Take "chain migration," an academic term that has recently been overlaid with negative connotations.
Chain migration has, since the 1960s, referred to the process by which migrants from one city or town follow each other to a new destination, possibly in another country. Thanks to chain migration, even low-income families can create or maintain social networks and access a wealth of social capital. Early arrivals support newcomers with a place to stay, resources and information about the local labor market, schools and culture. Chain migration facilitates cultural integration.
Chain migration happens in part because we allow immigrants into the country on the basis of family ties. (The other common means into the country is employment.) Lest we romanticize family reunification, it entails a great deal of responsibility and not everyone is willing to assist family members by serving as a sponsor. It can take years, even decades for family applications to work their way through the system.
But the slow, deliberate means through which we allow families and communities to stay together doesn't sound particularly threatening to the American way of life. That's perhaps why, in the Trump era, we hear so much about chain migration.
Imagine if, in early January, President Trump had said: "Family reunification is a total disaster that threatens our security and our economy, and provides a gateway for terrorism." That wouldn't have made much sense.
He used the term chain migration for a reason. If uttered in a context already hostile to immigrants, it may evoke unwashed masses invading the country — one person after another in an unbroken chain.
Chain migration is not the only academic concept or demographic reality manipulated to sound threatening in public discourse about immigration.
For example, it is well known that the United States has an aging workforce and a relatively low fertility rate, leading to a demand for immigrant labor. In the last few decades, many of the immigrants responding to that demand have come from Latin America and Asia. Post-1965 immigration policies, moreover, have also led to higher numbers of Latin Americans and Asian Americans, who are generally younger compared with Americans of European descent.
As a result of these trends, demographers project that European Americans will become an increasingly smaller part of the population. Demagogues have latched on to that nugget of information to lament "the browning of America,"which may trigger fears of displacement and scare "white America" into wanting to close our borders.
Anti-immigration activists have also tried to vilify birthright citizenship through insulting language. The 14th Amendment provision that anyone born on American soil is automatically a citizen is part of what makes the United States exceptional: Being American is not just about blood. But some have demonized the U.S.-born children of non-citizens as "anchor babies," as if they were part of some nefarious plot to, say, "brown" America.
Of course pro-immigration activists bend language to their ends as well.
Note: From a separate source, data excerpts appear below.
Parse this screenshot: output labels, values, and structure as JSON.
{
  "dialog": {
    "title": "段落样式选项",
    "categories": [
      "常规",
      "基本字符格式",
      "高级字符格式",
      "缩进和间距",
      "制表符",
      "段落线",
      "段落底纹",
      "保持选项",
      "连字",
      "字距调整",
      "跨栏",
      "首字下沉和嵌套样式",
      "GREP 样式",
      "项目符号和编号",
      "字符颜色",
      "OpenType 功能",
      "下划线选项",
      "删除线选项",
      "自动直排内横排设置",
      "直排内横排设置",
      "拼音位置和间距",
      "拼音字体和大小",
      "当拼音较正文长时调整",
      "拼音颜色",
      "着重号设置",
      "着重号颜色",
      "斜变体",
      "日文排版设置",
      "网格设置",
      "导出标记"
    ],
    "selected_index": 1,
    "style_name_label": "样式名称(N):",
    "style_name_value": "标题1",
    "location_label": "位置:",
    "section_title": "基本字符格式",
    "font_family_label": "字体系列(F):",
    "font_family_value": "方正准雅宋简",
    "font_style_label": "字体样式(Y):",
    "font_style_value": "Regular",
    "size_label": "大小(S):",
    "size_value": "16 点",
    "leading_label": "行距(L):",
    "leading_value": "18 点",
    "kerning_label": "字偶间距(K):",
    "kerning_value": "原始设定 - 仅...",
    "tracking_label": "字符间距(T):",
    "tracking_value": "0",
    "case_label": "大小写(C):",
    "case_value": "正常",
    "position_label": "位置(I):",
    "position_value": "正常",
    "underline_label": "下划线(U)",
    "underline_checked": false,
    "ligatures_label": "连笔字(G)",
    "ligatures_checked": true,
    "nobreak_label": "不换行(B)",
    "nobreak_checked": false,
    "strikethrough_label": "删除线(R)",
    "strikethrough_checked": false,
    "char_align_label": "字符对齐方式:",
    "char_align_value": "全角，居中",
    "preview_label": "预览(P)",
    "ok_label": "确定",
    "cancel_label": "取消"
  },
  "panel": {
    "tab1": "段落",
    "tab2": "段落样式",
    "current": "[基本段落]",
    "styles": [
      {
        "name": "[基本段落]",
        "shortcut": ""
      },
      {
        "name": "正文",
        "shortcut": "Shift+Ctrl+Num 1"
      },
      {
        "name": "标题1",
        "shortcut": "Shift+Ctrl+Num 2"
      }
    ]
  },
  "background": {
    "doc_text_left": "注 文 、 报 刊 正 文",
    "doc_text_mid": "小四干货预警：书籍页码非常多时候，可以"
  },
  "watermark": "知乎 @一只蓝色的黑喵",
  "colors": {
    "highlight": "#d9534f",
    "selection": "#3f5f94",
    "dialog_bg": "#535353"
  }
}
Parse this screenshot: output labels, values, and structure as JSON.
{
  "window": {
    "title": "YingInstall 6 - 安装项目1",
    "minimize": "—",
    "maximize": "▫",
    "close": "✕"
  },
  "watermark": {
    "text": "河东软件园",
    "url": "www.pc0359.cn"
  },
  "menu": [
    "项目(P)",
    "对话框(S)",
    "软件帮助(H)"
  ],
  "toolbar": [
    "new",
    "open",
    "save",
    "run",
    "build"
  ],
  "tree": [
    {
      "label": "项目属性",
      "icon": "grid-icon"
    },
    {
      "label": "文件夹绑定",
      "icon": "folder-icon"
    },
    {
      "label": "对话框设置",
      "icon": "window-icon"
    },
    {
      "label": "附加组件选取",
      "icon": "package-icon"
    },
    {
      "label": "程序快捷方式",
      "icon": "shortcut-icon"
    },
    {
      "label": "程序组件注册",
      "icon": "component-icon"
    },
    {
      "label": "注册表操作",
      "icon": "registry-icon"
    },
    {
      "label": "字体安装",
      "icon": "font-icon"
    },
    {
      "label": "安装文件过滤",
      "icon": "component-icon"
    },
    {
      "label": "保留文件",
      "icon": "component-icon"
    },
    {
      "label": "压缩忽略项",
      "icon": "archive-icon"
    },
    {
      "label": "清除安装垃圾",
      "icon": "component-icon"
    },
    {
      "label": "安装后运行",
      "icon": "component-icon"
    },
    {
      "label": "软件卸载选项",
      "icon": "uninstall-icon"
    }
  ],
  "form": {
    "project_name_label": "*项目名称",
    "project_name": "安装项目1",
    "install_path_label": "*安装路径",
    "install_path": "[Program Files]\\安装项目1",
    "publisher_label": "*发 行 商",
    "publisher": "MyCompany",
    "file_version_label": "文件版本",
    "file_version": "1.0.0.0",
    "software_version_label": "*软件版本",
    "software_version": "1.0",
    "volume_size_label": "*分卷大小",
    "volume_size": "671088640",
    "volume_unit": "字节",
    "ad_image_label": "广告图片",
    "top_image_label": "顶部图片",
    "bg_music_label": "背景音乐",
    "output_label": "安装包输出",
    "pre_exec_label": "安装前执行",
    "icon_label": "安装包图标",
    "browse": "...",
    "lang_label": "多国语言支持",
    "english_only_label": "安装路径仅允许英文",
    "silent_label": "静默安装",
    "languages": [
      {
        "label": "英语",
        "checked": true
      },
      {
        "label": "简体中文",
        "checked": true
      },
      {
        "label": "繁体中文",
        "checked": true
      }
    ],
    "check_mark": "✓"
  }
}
Perhaps the most significant example of late is the term "Dreamer," which emerged to counter the rhetoric that immigrants in the country illegally are all criminals who bleed the safety net at the expense of honest natives. Dreamer, used to refer to those brought to this country as children, evokes a young person ready to make positive contributions to society despite his or her lack of documentation.
At this point in our history, we should have learned not to fall for rhetoric that collapses processes of change into simple tropes of good and evil. Instead of obsessing over who's worthy to become an American, whatever that means, we need to refocus the immigration debate on how best to include and integrate newcomers. Inclusivity and integration: the very values on which chain migration is based.
Leo R. Chavez is a professor of anthropology at UC Irvine.